Sounding a Queer Rebellion. LGBTI Musical Resistances in Lima, Perú
Lecture by Fiorella Montero-Diaz
Senior Lecturer in Ethnomusicology
Keele University, UK
This talk introduces Fiorella Montero-Diaz's most recent interdisciplinary project on Latin American LGBTI artivism and shares insights from her latest article on music, dissidence and protest. Montero-Diaz, Senior Lecturer in Ethnomusicology at Keele University (UK), discusses how Peruvian studies on music and gender fit into the broader academic map.

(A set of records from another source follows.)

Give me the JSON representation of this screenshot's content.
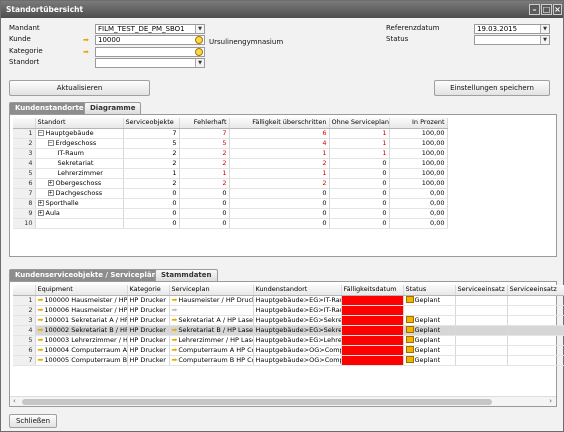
{
  "window": {
    "title": "Standortübersicht"
  },
  "filters": {
    "mandant_label": "Mandant",
    "mandant_value": "FILM_TEST_DE_PM_SBO1",
    "kunde_label": "Kunde",
    "kunde_value": "10000",
    "kunde_name": "Ursulinengymnasium",
    "kategorie_label": "Kategorie",
    "standort_label": "Standort",
    "referenzdatum_label": "Referenzdatum",
    "referenzdatum_value": "19.03.2015",
    "status_label": "Status"
  },
  "buttons": {
    "aktualisieren": "Aktualisieren",
    "einstellungen": "Einstellungen speichern",
    "schliessen": "Schließen"
  },
  "top_tabs": [
    "Kundenstandorte",
    "Diagramme"
  ],
  "standorte": {
    "headers": [
      "Standort",
      "Serviceobjekte",
      "Fehlerhaft",
      "Fälligkeit überschritten",
      "Ohne Serviceplan",
      "In Prozent"
    ],
    "rows": [
      {
        "n": "1",
        "tree": "−",
        "indent": 0,
        "name": "Hauptgebäude",
        "so": "7",
        "fh": "7",
        "fu": "6",
        "os": "1",
        "pct": "100,00"
      },
      {
        "n": "2",
        "tree": "−",
        "indent": 1,
        "name": "Erdgeschoss",
        "so": "5",
        "fh": "5",
        "fu": "4",
        "os": "1",
        "pct": "100,00"
      },
      {
        "n": "3",
        "tree": "",
        "indent": 2,
        "name": "IT-Raum",
        "so": "2",
        "fh": "2",
        "fu": "1",
        "os": "1",
        "pct": "100,00"
      },
      {
        "n": "4",
        "tree": "",
        "indent": 2,
        "name": "Sekretariat",
        "so": "2",
        "fh": "2",
        "fu": "2",
        "os": "0",
        "pct": "100,00"
      },
      {
        "n": "5",
        "tree": "",
        "indent": 2,
        "name": "Lehrerzimmer",
        "so": "1",
        "fh": "1",
        "fu": "1",
        "os": "0",
        "pct": "100,00"
      },
      {
        "n": "6",
        "tree": "+",
        "indent": 1,
        "name": "Obergeschoss",
        "so": "2",
        "fh": "2",
        "fu": "2",
        "os": "0",
        "pct": "100,00"
      },
      {
        "n": "7",
        "tree": "+",
        "indent": 1,
        "name": "Dachgeschoss",
        "so": "0",
        "fh": "0",
        "fu": "0",
        "os": "0",
        "pct": "0,00"
      },
      {
        "n": "8",
        "tree": "+",
        "indent": 0,
        "name": "Sporthalle",
        "so": "0",
        "fh": "0",
        "fu": "0",
        "os": "0",
        "pct": "0,00"
      },
      {
        "n": "9",
        "tree": "+",
        "indent": 0,
        "name": "Aula",
        "so": "0",
        "fh": "0",
        "fu": "0",
        "os": "0",
        "pct": "0,00"
      },
      {
        "n": "10",
        "tree": "",
        "indent": 0,
        "name": "",
        "so": "0",
        "fh": "0",
        "fu": "0",
        "os": "0",
        "pct": "0,00"
      }
    ]
  },
  "bottom_tabs": [
    "Kundenserviceobjekte / Servicepläne",
    "Stammdaten"
  ],
  "serviceobjekte": {
    "headers": [
      "Equipment",
      "Kategorie",
      "Serviceplan",
      "Kundenstandort",
      "Fälligkeitsdatum",
      "Status",
      "Serviceeinsatz",
      "Serviceeinsatz"
    ],
    "rows": [
      {
        "n": "1",
        "equipment": "100000 Hausmeister / HP",
        "kategorie": "HP Drucker",
        "serviceplan": "Hausmeister / HP Druck",
        "standort": "Hauptgebäude>EG>IT-Raum",
        "status": "Geplant"
      },
      {
        "n": "2",
        "equipment": "100006 Hausmeister / HP",
        "kategorie": "HP Drucker",
        "serviceplan": "",
        "standort": "Hauptgebäude>EG>IT-Raum",
        "status": ""
      },
      {
        "n": "3",
        "equipment": "100001 Sekretariat A / HP",
        "kategorie": "HP Drucker",
        "serviceplan": "Sekretariat A / HP Lase",
        "standort": "Hauptgebäude>EG>Sekreta",
        "status": "Geplant"
      },
      {
        "n": "4",
        "equipment": "100002 Sekretariat B / HP",
        "kategorie": "HP Drucker",
        "serviceplan": "Sekretariat B / HP Lase",
        "standort": "Hauptgebäude>EG>Sekreta",
        "status": "Geplant"
      },
      {
        "n": "5",
        "equipment": "100003 Lehrerzimmer / HP",
        "kategorie": "HP Drucker",
        "serviceplan": "Lehrerzimmer / HP Lase",
        "standort": "Hauptgebäude>EG>Lehrerz",
        "status": "Geplant"
      },
      {
        "n": "6",
        "equipment": "100004 Computerraum A H",
        "kategorie": "HP Drucker",
        "serviceplan": "Computerraum A HP Co",
        "standort": "Hauptgebäude>OG>Comput",
        "status": "Geplant"
      },
      {
        "n": "7",
        "equipment": "100005 Computerraum B H",
        "kategorie": "HP Drucker",
        "serviceplan": "Computerraum B HP Co",
        "standort": "Hauptgebäude>OG>Comput",
        "status": "Geplant"
      }
    ]
  },
  "colors": {
    "overdue": "#ff0000",
    "error_text": "#d00000",
    "accent_arrow": "#e5a800"
  }
}
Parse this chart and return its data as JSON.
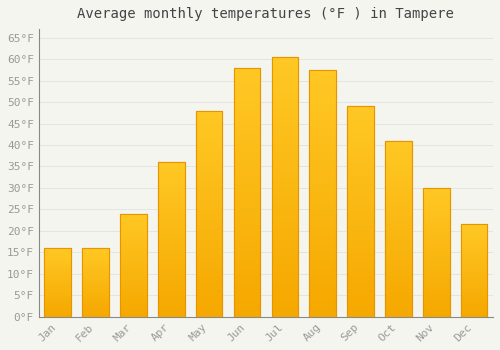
{
  "title": "Average monthly temperatures (°F ) in Tampere",
  "months": [
    "Jan",
    "Feb",
    "Mar",
    "Apr",
    "May",
    "Jun",
    "Jul",
    "Aug",
    "Sep",
    "Oct",
    "Nov",
    "Dec"
  ],
  "values": [
    16,
    16,
    24,
    36,
    48,
    58,
    60.5,
    57.5,
    49,
    41,
    30,
    21.5
  ],
  "bar_color_top": "#FFC825",
  "bar_color_bottom": "#F5A800",
  "bar_edge_color": "#E59500",
  "background_color": "#F5F5F0",
  "grid_color": "#DDDDDD",
  "tick_label_color": "#999999",
  "title_color": "#444444",
  "ylim": [
    0,
    67
  ],
  "yticks": [
    0,
    5,
    10,
    15,
    20,
    25,
    30,
    35,
    40,
    45,
    50,
    55,
    60,
    65
  ],
  "title_fontsize": 10,
  "tick_fontsize": 8
}
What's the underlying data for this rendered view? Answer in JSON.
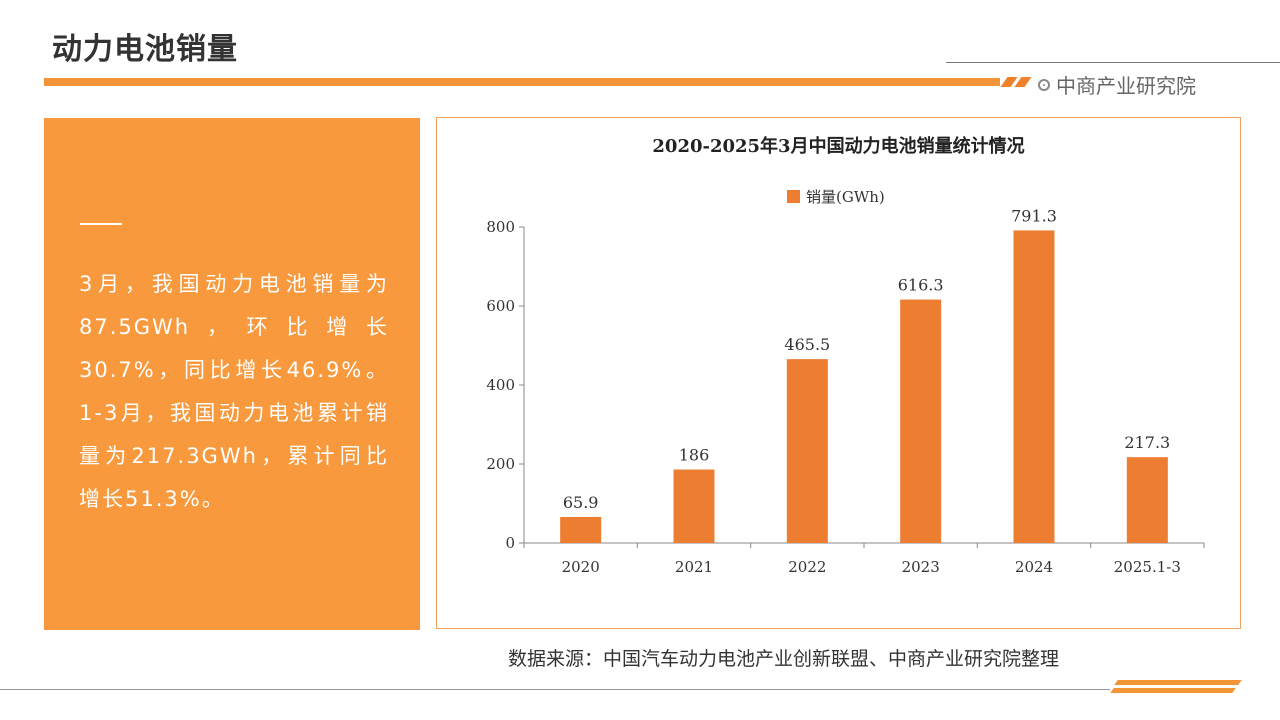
{
  "header": {
    "title": "动力电池销量",
    "brand": "中商产业研究院"
  },
  "summary": {
    "text": "3月，我国动力电池销量为87.5GWh，环比增长30.7%，同比增长46.9%。1-3月，我国动力电池累计销量为217.3GWh，累计同比增长51.3%。"
  },
  "chart_data": {
    "type": "bar",
    "title": "2020-2025年3月中国动力电池销量统计情况",
    "categories": [
      "2020",
      "2021",
      "2022",
      "2023",
      "2024",
      "2025.1-3"
    ],
    "series": [
      {
        "name": "销量(GWh)",
        "values": [
          65.9,
          186,
          465.5,
          616.3,
          791.3,
          217.3
        ],
        "labels": [
          "65.9",
          "186",
          "465.5",
          "616.3",
          "791.3",
          "217.3"
        ]
      }
    ],
    "ylim": [
      0,
      800
    ],
    "yticks": [
      0,
      200,
      400,
      600,
      800
    ],
    "color": "#ed7d31",
    "legend": "top",
    "grid": false
  },
  "footer": {
    "source": "数据来源：中国汽车动力电池产业创新联盟、中商产业研究院整理"
  },
  "colors": {
    "accent": "#f39537",
    "bar": "#ed7d31"
  }
}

"I will focus on the relationship between sex/gender diversity and Peruvian popular music, specifically in emerging LGBTI scenes. There you find examples of impactful artivism that open spaces for new masculinities and femininities that transgress the traditional gender imaginary. Through direct testimonies from LGBTI artists and a section of their followers, I will discuss subversion, innovation, visibility, resistance and artivism in the contemporary LGBTI scene, documenting the meaning and impact of music especially within Lima’s transgender community. These views, together with the testimony of vernacular singer Wendy Sulca, reveal intersectional dynamics and the convergence of pro-LGBTI rights, feminist and anti-racist agendas, which coalesce around the organization of musical events and urban interventions. I hope that this contribution will support the visibilisation of diverse LGBTI musical resistances as political life, as well as a tool to secure equal rights in Peru. It is also my hope that it may encourage more researchers to notice and document the role played by dissident voices in the social organization of a country like Peru."
Fiorella Montero-Diaz is a Senior Lecturer in Ethnomusicology at Keele University, UK. She completed her MA in Ethnomusicology at Goldsmiths, University of London and her PhD in Music at Royal Holloway University, UK. She specializes in urban hybrid music, and the use of music as a social nexus in post-conflict contexts, with an emphasis on youth identity, upper classes and whiteness. She has published ethnomusicological articles in specialised magazines and books such as Ethnomusicology Forum, Musiké, Popular Music and Anthropologica, among others. Currently, thanks to a Global Challenges Research Fund grant awarded by the British Academy of Medical Sciences, she leads the project ‘Sounding a Queer Rebellion: LGBTI Musical Resistances in Latin America’ together with musicologist Luis Gabriel Mesa Martínez. She is Head of the Department of Music and Music Technology at Keele University and member of the Executive Board of the British Forum for Ethnomusicology (BFE).
Part of the Nazir Ali Jairazbhoy Colloquium Series, this event is sponsored by The UCLA Herb Alpert School of Music Department of Ethnomusicology, with support from the Dean of the UCLA Herb Alpert School of Music.